Now there’s a conundrum; can a force be mischievous without a mind? A force might be discursive in the sense of “digressive” or “rambling,” but not in the sense of  “proceeding by reasoning or argument rather than intuition.” Once again, Jabr is reaching outside his materialist resources, appealing to transcendental ideas. What else does he have in his explanatory toolkit to settle the debate? (Remember, no intelligence allowed.)

There are really two environments governing the evolution of sentient creatures: an external one, which they inhabit, and an internal one, which they construct. To solve the enigma of beauty, to fully understand evolution, we must uncover the hidden links between those two worlds.

It’s hopeless. Jabr, and other evolutionists, cannot extricate themselves from transcendental values. Here they are, employing truth, goodness, and beauty to explain why those things don’t really exist. They evolved. They are incidental artifacts of a mindless process. But the very acts of solving an enigma, of fully understanding something, and of finding hidden links — these all presuppose the real existence of Gauger’s transcendental values. To deny this makes their own ideas implode. If their science originated by natural selection, then they don’t really mean what they say. Their molecules are just interacting with the environment in peculiar ways that have nothing to do with beauty, truth, or goodness. For all we know, they are mischievous deceivers trying to signal fitness to attract mates. 

A Good Storyteller

Interested readers can wade through the rest of Jabr’s account of the back-and-forth battle of Darwin’s view (natural selection plus sexual selection) and modern views (natural selection only). Jabr is a good storyteller, describing influential characters like ornithologist Richard Prum, (who favors sexual selection), and Molly Cummings (who favors natural selection only), in picturesque life portraits. But despite his voluptuous prose, Jabr leaves the question hanging. Evolutionists cannot agree on the origin of beauty. Notice the hole Jabr digs for himself:

Of course, it is undeniable that we, like all animals, are products of evolution. Our brains and sensory organs are just as biased as any other creature’s. Our inherited anatomy, physiology and instincts have undoubtedly shaped our perception of beauty.

It’s over, if that is true. Understanding why this idea is self-refuting renders the rest of what he says unworthy of serious consideration.
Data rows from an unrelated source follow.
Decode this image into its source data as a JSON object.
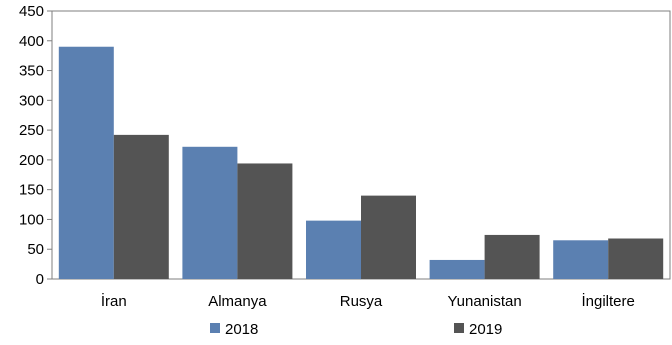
{
  "chart_data": {
    "type": "bar",
    "title": "",
    "xlabel": "",
    "ylabel": "",
    "categories": [
      "İran",
      "Almanya",
      "Rusya",
      "Yunanistan",
      "İngiltere"
    ],
    "series": [
      {
        "name": "2018",
        "color": "#5b80b1",
        "values": [
          390,
          222,
          98,
          32,
          65
        ]
      },
      {
        "name": "2019",
        "color": "#545454",
        "values": [
          242,
          194,
          140,
          74,
          68
        ]
      }
    ],
    "ylim": [
      0,
      450
    ],
    "yticks": [
      0,
      50,
      100,
      150,
      200,
      250,
      300,
      350,
      400,
      450
    ],
    "grid": false,
    "legend_position": "bottom"
  }
}
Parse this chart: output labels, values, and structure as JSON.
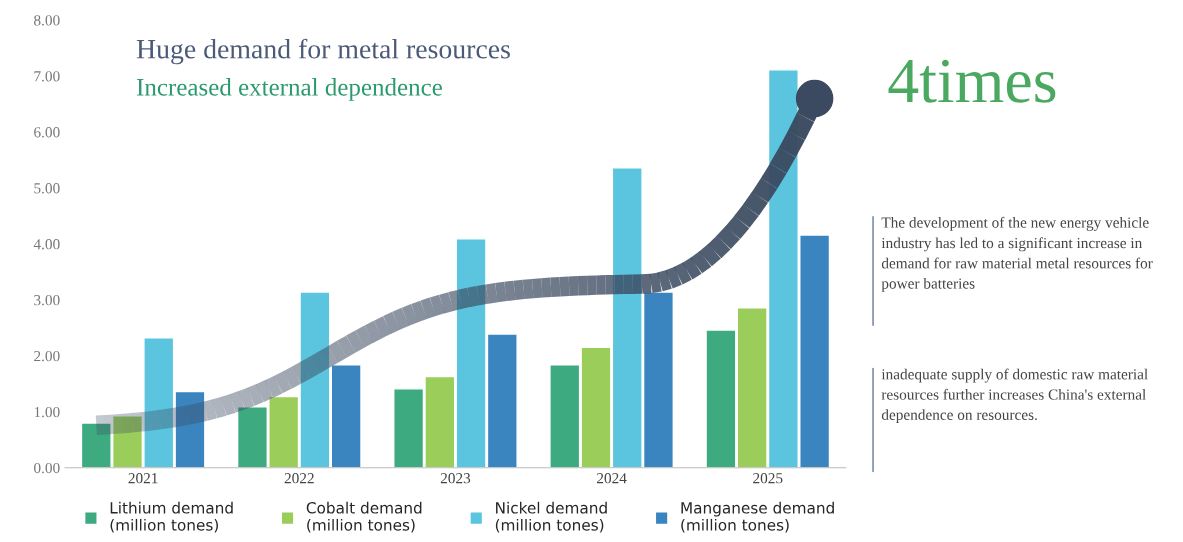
{
  "chart_data": {
    "type": "bar",
    "title": "Huge demand for metal resources",
    "subtitle": "Increased external dependence",
    "categories": [
      "2021",
      "2022",
      "2023",
      "2024",
      "2025"
    ],
    "series": [
      {
        "name": "Lithium demand\n(million tones)",
        "color": "#3daa80",
        "values": [
          0.8,
          1.09,
          1.41,
          1.84,
          2.46
        ]
      },
      {
        "name": "Cobalt demand\n(million tones)",
        "color": "#9acd5a",
        "values": [
          0.93,
          1.27,
          1.63,
          2.15,
          2.86
        ]
      },
      {
        "name": "Nickel demand\n(million tones)",
        "color": "#5bc4de",
        "values": [
          2.32,
          3.14,
          4.09,
          5.36,
          7.11
        ]
      },
      {
        "name": "Manganese demand\n(million tones)",
        "color": "#3a85c0",
        "values": [
          1.36,
          1.84,
          2.39,
          3.14,
          4.16
        ]
      }
    ],
    "ylim": [
      0,
      8
    ],
    "yticks": [
      {
        "value": 0,
        "label": "0.00"
      },
      {
        "value": 1,
        "label": "1.00"
      },
      {
        "value": 2,
        "label": "2.00"
      },
      {
        "value": 3,
        "label": "3.00"
      },
      {
        "value": 4,
        "label": "4.00"
      },
      {
        "value": 5,
        "label": "5.00"
      },
      {
        "value": 6,
        "label": "6.00"
      },
      {
        "value": 7,
        "label": "7.00"
      },
      {
        "value": 8,
        "label": "8.00"
      }
    ],
    "grid": false,
    "legend": "bottom",
    "annotations": [
      "4times",
      "The development of the new energy vehicle industry has led to a significant increase in demand for raw material metal resources for power batteries",
      "inadequate supply of domestic raw material resources further increases China's external dependence on resources."
    ]
  }
}
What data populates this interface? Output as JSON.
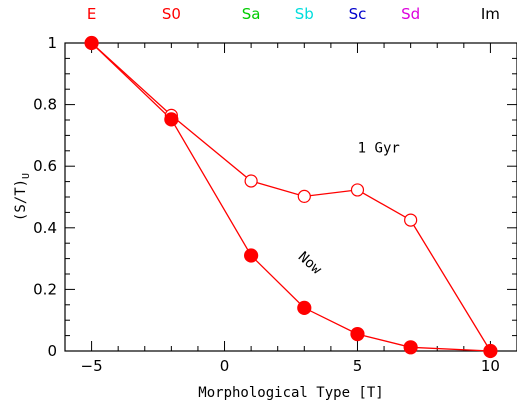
{
  "chart_data": {
    "type": "line",
    "xlabel": "Morphological Type [T]",
    "ylabel_main": "(S/T)",
    "ylabel_sub": "U",
    "xlim": [
      -6,
      11
    ],
    "ylim": [
      0,
      1
    ],
    "xticks": [
      -5,
      0,
      5,
      10
    ],
    "xtick_labels": [
      "−5",
      "0",
      "5",
      "10"
    ],
    "yticks": [
      0,
      0.2,
      0.4,
      0.6,
      0.8,
      1
    ],
    "ytick_labels": [
      "0",
      "0.2",
      "0.4",
      "0.6",
      "0.8",
      "1"
    ],
    "series": [
      {
        "name": "1 Gyr",
        "marker": "open-circle",
        "color": "#ff0000",
        "x": [
          -5,
          -2,
          1,
          3,
          5,
          7,
          10
        ],
        "y": [
          1.0,
          0.765,
          0.552,
          0.502,
          0.523,
          0.425,
          0.0
        ]
      },
      {
        "name": "Now",
        "marker": "filled-circle",
        "color": "#ff0000",
        "x": [
          -5,
          -2,
          1,
          3,
          5,
          7,
          10
        ],
        "y": [
          1.0,
          0.752,
          0.31,
          0.14,
          0.055,
          0.012,
          0.0
        ]
      }
    ],
    "annotations": [
      {
        "text": "1 Gyr",
        "x": 5.8,
        "y": 0.645,
        "rotate": 0
      },
      {
        "text": "Now",
        "x": 3.1,
        "y": 0.275,
        "rotate": 42
      }
    ],
    "type_labels": [
      {
        "text": "E",
        "x": -5,
        "color": "#ff0000"
      },
      {
        "text": "S0",
        "x": -2,
        "color": "#ff0000"
      },
      {
        "text": "Sa",
        "x": 1,
        "color": "#00cc00"
      },
      {
        "text": "Sb",
        "x": 3,
        "color": "#00dddd"
      },
      {
        "text": "Sc",
        "x": 5,
        "color": "#0000cc"
      },
      {
        "text": "Sd",
        "x": 7,
        "color": "#dd00dd"
      },
      {
        "text": "Im",
        "x": 10,
        "color": "#000000"
      }
    ]
  }
}
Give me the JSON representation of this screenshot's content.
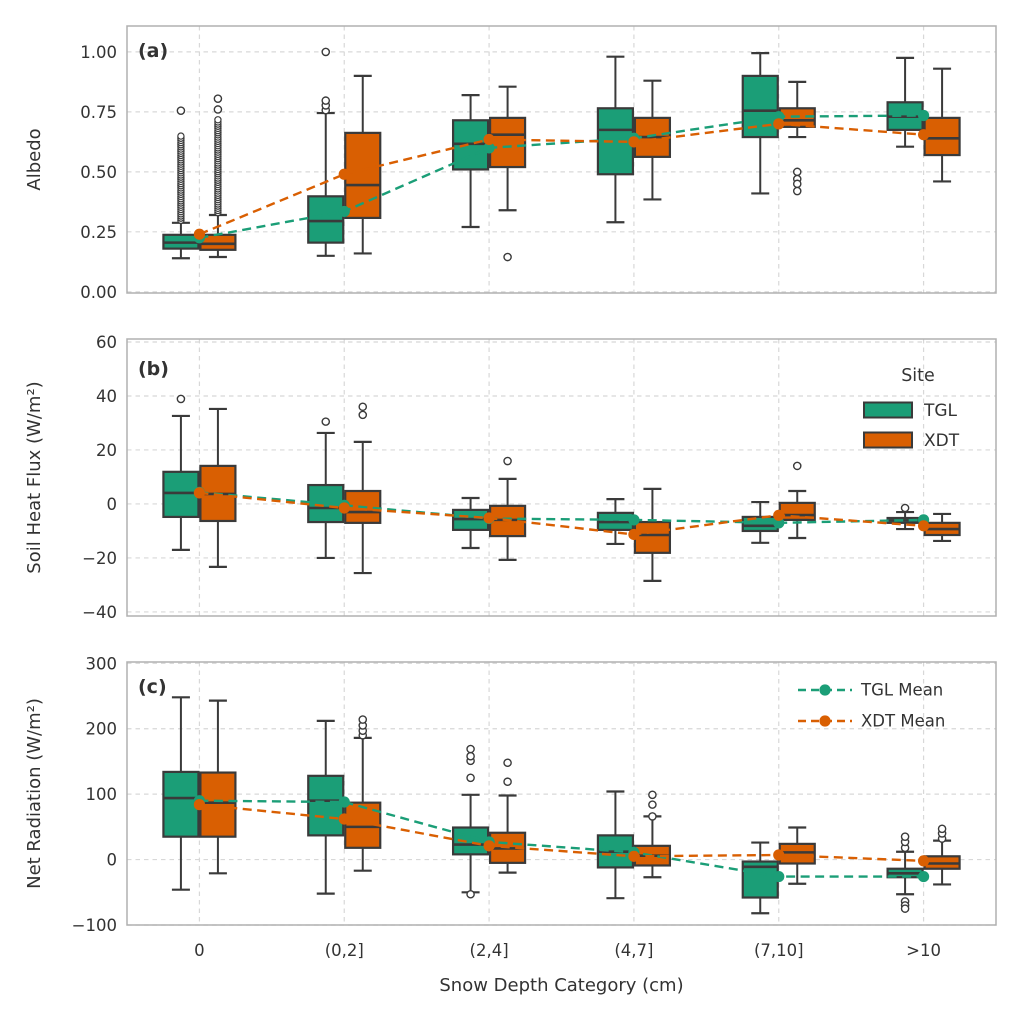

Something better than that, Douglas Axe says, is Undeniable: “How Biology Confirms Our Intuition That Life Is Designed.” 

Jabr appears unable to accept any of the possible evolutionary explanations. He ends, tragically, with his own transcendental values unexplained: 

If there is a universal truth about beauty — some concise and elegant concept that encompasses every variety of charm and grace in existence — we do not yet understand enough about nature to articulate it. What we call beauty is not simply one thing or another, neither wholly purposeful nor entirely random, neither merely a property nor a feeling. Beauty is a dialogue between perceiver and perceived. Beauty is the world’s answer to the audacity of a flower. It is the way a bee spills across the lip of a yawning buttercup; it is the care with which a satin bowerbird selects a hibiscus bloom; it is the impulse to recreate water lilies with oil and canvas; it is the need to place roses on a grave.

Enjoy the New York Times feature for its evocative writing, but time might be as well spent admiring the photographs of the birds’ colorful and elaborate feather dresses.